Oct. 6th, 2008

slammerkinbabe: (reading)
My goodness, but this article bristling at America's (apparent) exclusion from the Nobel Prize for Literature is one of the zanier things I've read for awhile!

The premise of the article, which is actually interesting, was sparked by this quotation:

Horace Engdahl, the academy's permanent secretary, made that clear this week when he told the Associated Press that American writers are simply not up to Nobel standards. "The U.S. is too isolated, too insular," Engdahl decreed. "They don't translate enough and don't really participate in the big dialogue of literature. That ignorance is restraining."


So I'd certainly think that that would be debatable. And the Slate article does debate it. The problem is that I can't quite see how much of anything they say makes any, uh, sense.

Here are some of the highlights:

  • "America should respond not by imploring the committee for a fairer hearing but by seceding, once and for all, from the sham that the Nobel Prize for literature has become." They want us to secede from the Nobel Prize? Really? Will we have to fight a war? Is Slate going to go over to petitionsonline.com and craft a petition to try to get the American government to tell the Nobel committee we don't want no education Nobel Prizes? What?
  • "Though, while Engdahl decries American provincialism today, for most of the Nobel's history, it was exactly its "backwardness" that the Nobel committee most valued in American literature... Pearl Buck, who won the prize in 1938, and John Steinbeck, who won in 1962, are almost folk writers, using a naively realist style to dramatize the struggles of the common man. Their most famous books, The Good Earth and The Grapes of Wrath, fit all too comfortably on junior-high-school reading lists. Sinclair Lewis, the first American to win the Prize, in 1930, wrote broad satires on American provincialism with nothing formally adventurous about them." Oh, dude, I know you didn't just call John Steinbeck and Pearl S. Buck "anti-intellectual". And who in the hell ever said that a novel that isn't "formally adventurous" (I'm guessing that this means breaking traditional boundaries in terms of form and style, although dude still needs to learn to make some sense) is automatically "backward" and, it is implied, cowardly? He just ripped on Buck, Steinbeck, and fucking Sinclair Lewis. This is his defense of U.S. lit?
  • Oh, but bright side! "No one on either side of the Atlantic would quarrel with the awards to William Faulkner in 1949 or Ernest Hemingway in 1954." This is a stretch.
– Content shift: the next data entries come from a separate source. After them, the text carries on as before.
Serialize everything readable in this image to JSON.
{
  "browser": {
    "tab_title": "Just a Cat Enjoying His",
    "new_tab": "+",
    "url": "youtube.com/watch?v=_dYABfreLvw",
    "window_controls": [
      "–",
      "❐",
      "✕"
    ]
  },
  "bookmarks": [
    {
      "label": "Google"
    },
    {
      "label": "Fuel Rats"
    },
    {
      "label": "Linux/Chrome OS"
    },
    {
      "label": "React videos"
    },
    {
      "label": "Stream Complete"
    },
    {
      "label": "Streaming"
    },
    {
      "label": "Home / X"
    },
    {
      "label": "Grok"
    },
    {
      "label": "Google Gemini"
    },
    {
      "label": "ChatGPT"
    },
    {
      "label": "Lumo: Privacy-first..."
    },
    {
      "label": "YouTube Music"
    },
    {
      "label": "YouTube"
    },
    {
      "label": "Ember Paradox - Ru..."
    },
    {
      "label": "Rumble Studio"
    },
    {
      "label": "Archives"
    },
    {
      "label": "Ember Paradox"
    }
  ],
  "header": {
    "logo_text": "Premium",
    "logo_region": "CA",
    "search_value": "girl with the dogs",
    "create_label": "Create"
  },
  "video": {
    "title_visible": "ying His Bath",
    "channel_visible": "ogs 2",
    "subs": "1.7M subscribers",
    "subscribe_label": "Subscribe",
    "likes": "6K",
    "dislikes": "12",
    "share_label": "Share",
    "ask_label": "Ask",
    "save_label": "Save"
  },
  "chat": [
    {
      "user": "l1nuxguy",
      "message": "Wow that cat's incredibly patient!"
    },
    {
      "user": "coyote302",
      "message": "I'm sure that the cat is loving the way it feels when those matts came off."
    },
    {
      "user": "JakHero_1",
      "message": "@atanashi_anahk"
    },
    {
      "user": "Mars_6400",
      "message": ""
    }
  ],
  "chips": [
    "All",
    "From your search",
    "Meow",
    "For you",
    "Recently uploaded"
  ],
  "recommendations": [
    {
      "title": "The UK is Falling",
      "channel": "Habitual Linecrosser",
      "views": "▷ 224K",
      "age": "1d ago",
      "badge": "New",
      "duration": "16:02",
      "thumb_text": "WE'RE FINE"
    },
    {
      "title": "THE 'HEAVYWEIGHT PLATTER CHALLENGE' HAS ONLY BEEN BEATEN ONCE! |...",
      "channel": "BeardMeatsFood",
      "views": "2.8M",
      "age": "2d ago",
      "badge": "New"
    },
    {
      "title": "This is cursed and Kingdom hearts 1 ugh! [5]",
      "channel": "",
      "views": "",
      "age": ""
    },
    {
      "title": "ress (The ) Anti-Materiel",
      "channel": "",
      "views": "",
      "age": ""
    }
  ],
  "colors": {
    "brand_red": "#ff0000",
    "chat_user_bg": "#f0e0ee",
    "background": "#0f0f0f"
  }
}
Especially since if you caught me on an oppositional day I might quarrel with the award to Hemingway myself. I'd probably be wrong, but I'd have plenty of fodder for the argument nevertheless, I think.
  • "But in the 32 years since Bellow won the Nobel, there has been exactly one American laureate, Toni Morrison, whose critical reputation in America is by no means secure." ...WHAT

    NO, SERIOUSLY, WHAT

  • "To judge by the Nobel roster, you would think that the last three decades have been a time of American cultural drought rather than the era when American culture and language conquered the globe." We did what now? Is the worldwide profusion of McDonald's somehow supposed to affect our Nobel Prize in Lit standings? Because otherwise I'm not really all that clear on what he's talking about.
  • "Even Austrians and Italians didn't think Elfriede Jelinek and Dario Fo deserved their prizes." Man, if I were Elfriede Jelinek or Dario Fo I'd be itching to bitch-slap this guy. As it is, I'm itching to bitch-slap this guy. I didn't know much about the Fo pick (when was that, anyway?), but of the circle of my friends who are into this kind of thing and who had read Jelinek, all of them thought she was a great pick. I've been meaning to read something by her forever because her books look fascinating. And this guy is going on about how everyone knows she didn't "deserve" her prize? Who is this douche?
  • "But to prove the bad faith of Engdahl's recent criticisms of American literature, all you have to do is mention a single name: Philip Roth." Oh boy, here we go. I'll spare you all the guy's natterings about how Roth is super-super-cosmopolitan because he did interviews with lots of Europeans who won the Nobel themselves; clearly the roster of people he has interviewed should be the yardstick by which his Nobel potential should be measured. (Personally, I sort of think it more relevant that in writing about him I can't use the word "yardstick" without feeling extremely extremely dirty, although what relevance I think that should have, I can't really say.)
  • "Unless and until Roth gets the Nobel Prize, there's no reason for Americans to pay attention to any insults from the Swedes."

    OH

    I GET IT NOW

    YOU WANT PHILIP ROTH TO BE YOUR BOYFRIEND

    OKAY WELL I THINK JUST GOING RIGHT IN AND STICKING YOUR HEAD UP HIS ASS IS MOVING A LITTLE FAST, BUT I HOPE IT WORKS OUT FOR YOU

    YOU COULD MAYBE HAVE SKIPPED OVER THE PART WHERE YOU INSULT DORIS LESSING AND JOSE SARAMAGO, THOUGH, I DON'T REALLY KNOW THAT THAT WILL GET YOU ANY FARTHER WITH PHIL

    IT CERTAINLY AIN'T GETTING YOU FAR WITH ME

    BUT GOOD LUCK

    PLEASE SHUT UP NOW


Seriously, Slate. Why do you make no sense?